As children of the late 20th century, we’ve seen the use of wind power go through several phases. We’ve known it as the answer to our prayers of a renewable energy source, we’ve seen them installed on our oceans and in our landscape and we’ve seen the incredible backlash from communities and activists who believe the farms are doing much more harm than good. But what is the real story, is wind powered energy all it’s cracked up to be, or is it just another stop-gap on the way to a brighter renewable energy future? Read on to find out.
To begin, it’s important to note that very few people believe that continuing to use finite resources (like fossil fuels) to continue powering our lives here on earth. Nobody is doubting that renewable energy sources are better for the environment than fossil fuels, but it is only far to investigate all energy generation methods fully before committing to them. Wind energy is the fastest growing energy source on the planet and more and more of us are discovering its distinct advantages in the production of energy, though its efficiency is hard to gauge.
It’s a fact that if there’s enough wind to spin the blades of a wind turbine, it’s producing energy. How much energy, however, can vary from moment to moment when it comes to a single wind turbine. Because of fluctuations in wind speed, a turbine may produce huge amounts of energy one moment and no energy the next. As such, it’s impossible to say that every turbine produces a base level of energy. Energy produced by wind turbines varies from location to location and from day to day. What we can measure, however, is the theoretical limit of wind turbines. Modern wind turbines, with their optimised shapes have a theoretical limit of just under 60% efficiency from the wind blowing across it.
Do wind farms ‘pay back’ their cost of production?
Another area we can measure is the average amount of time it takes for wind farms to ‘pay back’ the energy that was used in the creation of the farm itself. To explain in a little more detail, wind turbines are made from metal and have concrete foundations, and the production of wind turbines requires the use of unclean, fossil fuel energy to make it. So the time it takes for the wind farm to break even on its promise of green energy is incredibly important, as it decides whether they’re worth installing.

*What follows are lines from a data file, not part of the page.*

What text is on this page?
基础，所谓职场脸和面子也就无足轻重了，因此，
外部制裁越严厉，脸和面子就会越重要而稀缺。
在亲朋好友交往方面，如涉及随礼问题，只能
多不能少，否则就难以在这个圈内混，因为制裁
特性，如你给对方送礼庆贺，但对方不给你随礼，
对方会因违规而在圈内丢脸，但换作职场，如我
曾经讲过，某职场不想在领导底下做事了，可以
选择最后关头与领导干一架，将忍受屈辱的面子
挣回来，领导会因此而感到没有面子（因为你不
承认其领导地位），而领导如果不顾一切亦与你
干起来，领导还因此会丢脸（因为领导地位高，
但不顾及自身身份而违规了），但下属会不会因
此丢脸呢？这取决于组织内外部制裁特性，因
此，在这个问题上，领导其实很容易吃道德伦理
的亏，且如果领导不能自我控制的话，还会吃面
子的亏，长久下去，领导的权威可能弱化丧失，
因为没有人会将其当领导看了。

The average wind farm in the UK pays back the energy used in its construction within three to five months, which is better than either coal or nuclear factories, which take about six months on average. It’s also very favourable when you consider that an average wind farm will last around 20 to 25 years with very little maintenance.
A single wind turbine in the UK produces around 4.7 million units of electricity each year, which is enough to meet the yearly needs of around 900 homes. With 5276 wind turbines in the UK (as of January 2014), that’s 4.78 million homes in the UK which are currently powered by wind. That isn’t to say that wind turbines don’t have their disadvantages though.
They’re considered ugly by many people and their efficiency does vary wildly depending on wind speed and wind direction. They’re also somewhat noisy, producing a low level hum which some find disturbing and they do indeed produce pollution in their creation. So clearly, wind powered energy isn’t entirely efficient, but it is completely free and entirely renewable. Harnessing the power of the wind gives the world huge amounts of energy, it just depends on the weight of the positives and negatives to decide whether they are indeed efficient enough for our needs.